What Reverse ETL Tools Actually Do
At their core, reverse ETL tools do three things:
- Select data from a table
- Detect what changed
- Send it to an API
That’s it.
The Abstraction Is Wrong
Reverse ETL tools are built as separate products.
But they don’t introduce a new concept.
They reuse existing ones:
- SQL queries
- HTTP requests
- change detection
So why is this a separate system?
The Real Reason They Exist
Because your pipeline stops too early.
Most tools end at:
“data is now in a table”
But that’s not the end of the job.
The real job is:
“data is used somewhere”
What Should Exist Instead
Reverse ETL is not a product.
It’s a direction.
Forward:
external → database
Reverse:
database → external
Same pipeline. Different direction.
A Simpler Model
A reverse ETL job is just a model:
# models/sync/users.star
# @kind: tracked
# @unique_key: id
rows = query("SELECT id, email, plan FROM mart.customers")
for row in rows:
http.post("https://api.example.com/users", json=row)
save.row(row)
Query. Send. Track. That’s the entire system.
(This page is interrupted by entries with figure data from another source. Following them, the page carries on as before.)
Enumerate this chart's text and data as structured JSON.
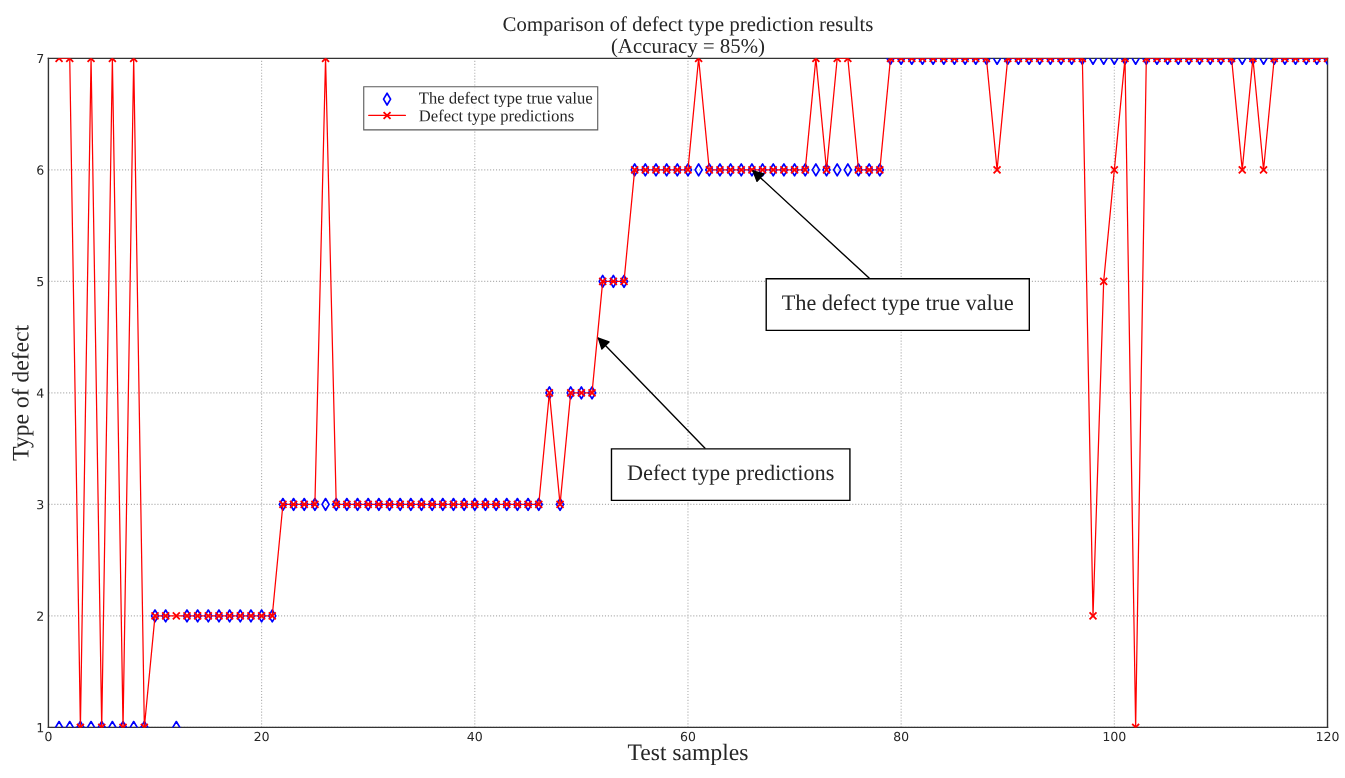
{
  "chart_data": {
    "type": "line",
    "title": "Comparison of defect type prediction results\n(Accuracy = 85%)",
    "xlabel": "Test samples",
    "ylabel": "Type of defect",
    "x": [
      1,
      2,
      3,
      4,
      5,
      6,
      7,
      8,
      9,
      10,
      11,
      12,
      13,
      14,
      15,
      16,
      17,
      18,
      19,
      20,
      21,
      22,
      23,
      24,
      25,
      26,
      27,
      28,
      29,
      30,
      31,
      32,
      33,
      34,
      35,
      36,
      37,
      38,
      39,
      40,
      41,
      42,
      43,
      44,
      45,
      46,
      47,
      48,
      49,
      50,
      51,
      52,
      53,
      54,
      55,
      56,
      57,
      58,
      59,
      60,
      61,
      62,
      63,
      64,
      65,
      66,
      67,
      68,
      69,
      70,
      71,
      72,
      73,
      74,
      75,
      76,
      77,
      78,
      79,
      80,
      81,
      82,
      83,
      84,
      85,
      86,
      87,
      88,
      89,
      90,
      91,
      92,
      93,
      94,
      95,
      96,
      97,
      98,
      99,
      100,
      101,
      102,
      103,
      104,
      105,
      106,
      107,
      108,
      109,
      110,
      111,
      112,
      113,
      114,
      115,
      116,
      117,
      118,
      119,
      120
    ],
    "series": [
      {
        "name": "The defect type true value",
        "type": "scatter",
        "marker": "diamond",
        "color": "#0000ff",
        "values": [
          1,
          1,
          1,
          1,
          1,
          1,
          1,
          1,
          1,
          2,
          2,
          1,
          2,
          2,
          2,
          2,
          2,
          2,
          2,
          2,
          2,
          3,
          3,
          3,
          3,
          3,
          3,
          3,
          3,
          3,
          3,
          3,
          3,
          3,
          3,
          3,
          3,
          3,
          3,
          3,
          3,
          3,
          3,
          3,
          3,
          3,
          4,
          3,
          4,
          4,
          4,
          5,
          5,
          5,
          6,
          6,
          6,
          6,
          6,
          6,
          6,
          6,
          6,
          6,
          6,
          6,
          6,
          6,
          6,
          6,
          6,
          6,
          6,
          6,
          6,
          6,
          6,
          6,
          7,
          7,
          7,
          7,
          7,
          7,
          7,
          7,
          7,
          7,
          7,
          7,
          7,
          7,
          7,
          7,
          7,
          7,
          7,
          7,
          7,
          7,
          7,
          7,
          7,
          7,
          7,
          7,
          7,
          7,
          7,
          7,
          7,
          7,
          7,
          7,
          7,
          7,
          7,
          7,
          7,
          7
        ]
      },
      {
        "name": "Defect type predictions",
        "marker": "cross",
        "line_style": "solid",
        "color": "#ff0000",
        "values": [
          7,
          7,
          1,
          7,
          1,
          7,
          1,
          7,
          1,
          2,
          2,
          2,
          2,
          2,
          2,
          2,
          2,
          2,
          2,
          2,
          2,
          3,
          3,
          3,
          3,
          7,
          3,
          3,
          3,
          3,
          3,
          3,
          3,
          3,
          3,
          3,
          3,
          3,
          3,
          3,
          3,
          3,
          3,
          3,
          3,
          3,
          4,
          3,
          4,
          4,
          4,
          5,
          5,
          5,
          6,
          6,
          6,
          6,
          6,
          6,
          7,
          6,
          6,
          6,
          6,
          6,
          6,
          6,
          6,
          6,
          6,
          7,
          6,
          7,
          7,
          6,
          6,
          6,
          7,
          7,
          7,
          7,
          7,
          7,
          7,
          7,
          7,
          7,
          6,
          7,
          7,
          7,
          7,
          7,
          7,
          7,
          7,
          2,
          5,
          6,
          7,
          1,
          7,
          7,
          7,
          7,
          7,
          7,
          7,
          7,
          7,
          6,
          7,
          6,
          7,
          7,
          7,
          7,
          7,
          7
        ]
      }
    ],
    "xlim": [
      0,
      120
    ],
    "xticks": [
      0,
      20,
      40,
      60,
      80,
      100,
      120
    ],
    "ylim": [
      1,
      7
    ],
    "yticks": [
      1,
      2,
      3,
      4,
      5,
      6,
      7
    ],
    "grid": true,
    "legend": "top left",
    "annotations": [
      {
        "text": "The defect type true value",
        "x": 66,
        "y": 6
      },
      {
        "text": "Defect type predictions",
        "x": 51.5,
        "y": 4.5
      }
    ]
  }
}
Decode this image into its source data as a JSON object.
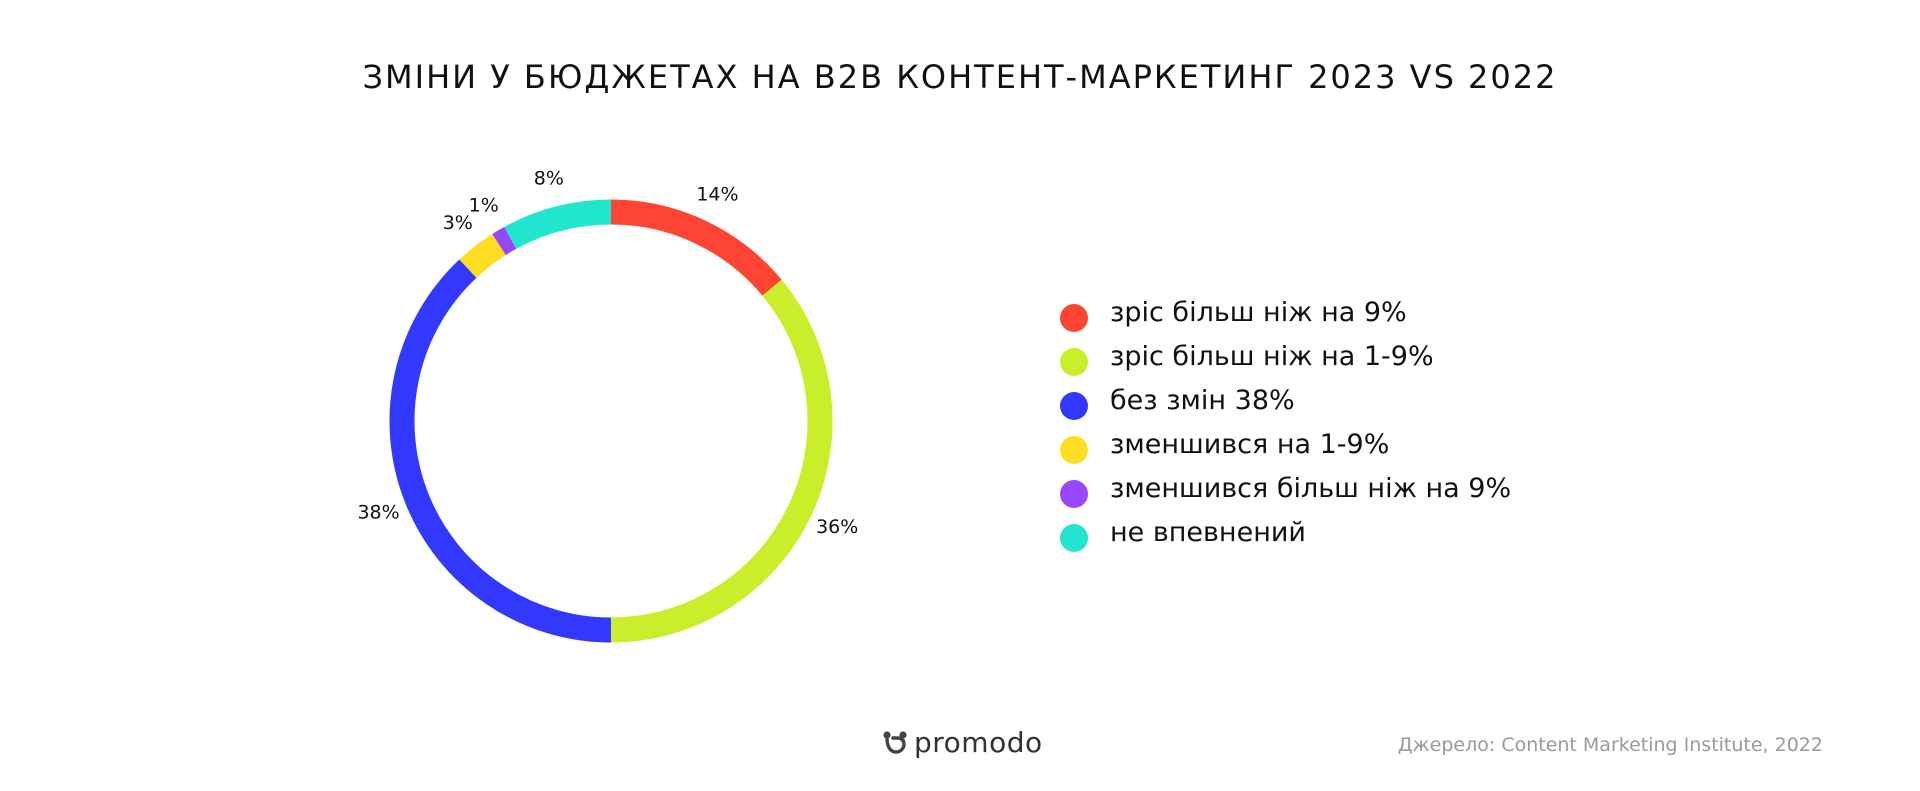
{
  "title": "ЗМІНИ У БЮДЖЕТАХ НА B2B КОНТЕНТ-МАРКЕТИНГ 2023 VS 2022",
  "chart_data": {
    "type": "pie",
    "title": "ЗМІНИ У БЮДЖЕТАХ НА B2B КОНТЕНТ-МАРКЕТИНГ 2023 VS 2022",
    "donut": true,
    "legend_position": "right",
    "slices": [
      {
        "label": "зріс більш ніж на 9%",
        "value": 14,
        "data_label": "14%",
        "color": "#FF4433"
      },
      {
        "label": "зріс більш ніж на 1-9%",
        "value": 36,
        "data_label": "36%",
        "color": "#CBEE2A"
      },
      {
        "label": "без змін 38%",
        "value": 38,
        "data_label": "38%",
        "color": "#3338FF"
      },
      {
        "label": "зменшився на 1-9%",
        "value": 3,
        "data_label": "3%",
        "color": "#FFDD22"
      },
      {
        "label": "зменшився більш ніж на 9%",
        "value": 1,
        "data_label": "1%",
        "color": "#9747FF"
      },
      {
        "label": "не впевнений",
        "value": 8,
        "data_label": "8%",
        "color": "#22E5D0"
      }
    ]
  },
  "brand": {
    "name": "promodo",
    "icon": "promodo-logo-icon"
  },
  "source": "Джерело: Content Marketing Institute, 2022"
}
Change Detection Is Not a Product
Reverse ETL tools add:
- snapshot tables
- diff engines
- sync state
But change detection is just:
“did this row change?”
That can be solved directly:
- content hashing
- identity tracking
- deterministic comparison
No separate system required.
The Cost of Getting It Wrong
Reverse ETL tools introduce:
- another system to operate
- another pricing model (per row, per sync)
- another layer of failure
- another place where state can break
And most of the logic is duplicated:
- filters
- mappings
- transformations
Already written elsewhere.
What Happens When You Remove the Layer
When reverse ETL becomes part of the pipeline:
- you use the same SQL
- you use the same runtime
- you reuse the same state
- you eliminate an entire system
There is no “sync job”.
There is just a model.
The Key Idea
If your pipeline can read data, it should also be able to write it.
Anything else is an artificial limitation.
This Changes the Stack
Instead of:
- pipeline → warehouse → reverse ETL → API
You get:
- pipeline → API
No middle system. No duplication.
What You Actually Need
Three primitives:
- Query data
- Detect changes
- Send data
That’s it.
Everything else is packaging.
One Line
Reverse ETL tools exist because pipelines were designed to stop too early.